What are some signs that your child needs more time interacting with others?

  • Your child is not good at sharing with other kids.
  • Even when friends come over, your child prefers watching TV or being on a computer to playing with friends.
  • Your child struggles to make and keep friends.
  • Your child is older than six and does not have at least one close friend.
  • Your child likes to be in charge and is reluctant to listen to others.
  • Your child acts inappropriately in many social situations.
If you feel your children lack social skills appropriate for their age, they need more opportunities for practice. They may prefer being alone or playing on their digital device, however, those activities do not build social skills.

Curing Autism Through Strengthening the Child’s Relationships

Raun Kaufman’s book, Autism Breakthrough: The Groundbreaking Method That Has Helped Families All Over the World, describes a relationship building program that helps autistic children. The program, called Son-Rise, is provided at the Autism Treatment Center of America. What’s truly amazing is this program is based on what Kaufman’s parents did to help him when he was a toddler diagnosed with severe autism and an IQ of 30.
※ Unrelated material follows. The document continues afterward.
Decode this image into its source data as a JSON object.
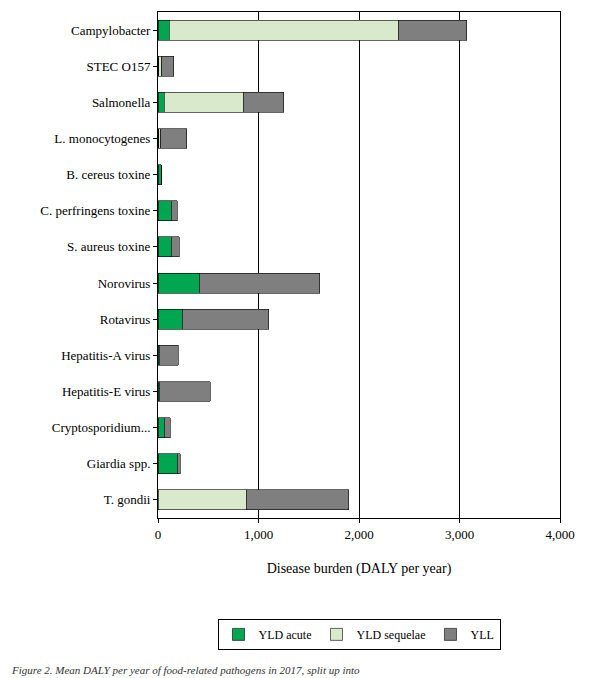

While the experts in the late 1970’s provided little hope for Kaufman, his parents saw his most fundamental issue was with social skills. They worked tirelessly on building their relationship with him by joining him in his activities like repetitively spinning plates and rocking. Eventually their relationship built the bridge he needed to join them in their world instead of retreating into his own world.

Kaufman describes how the Son-Rise approach is different. "First, we want to change the question we ask ourselves when seeking to help our child. Instead of asking, "What do I need to do in order to change my child's behavior?" we want to ask, "What do I need to do in order to create a relationship with my child?" Once we ask this question, everything changes. Our whole approach shifts."

He goes on to explain why creating the relationship is the key to everything. Children’s behavior is always serving a purpose. This is why trying to forcefully stop a behavior causes more problems than it solves. By building the relationship, the troublesome behaviors eventually melt away on their own.

Learning Life Lessons through Friendships

Navigating friendships is challenging for many children at different times. For example, someone who used to be your child’s good friend suddenly no longer wants to play and your child is upset by this.

A mom described her daughter, Eva’s, search for friends who would truly appreciate her for who she is – including her enthusiasm and sometimes loud voice. The group of girls Eva hung out with often complained she was being too noisy. Her mom asked “Do these friends work for you?” Eva realized that she was happiest when she was with friends who enjoyed her excitement and didn’t try to tone her down.

Eva started working hard to make new friends who were comfortable with her just as she was. She was much happier with this new set of friends!

All these friendship struggles prepare your kids for eventually dating. By the time your kids are dating, it’s important that they accept that not everyone they’d like to go out with will want to go out with them. Also, not everyone they want to continue to date will want the same thing. Teen dating involves plenty of learning opportunities about relationships.

It’s only by participating in relationships that your children learn the intricacies of making them work. Having a solid, loving relationship with you provides a wonderful foundation for their future friendships.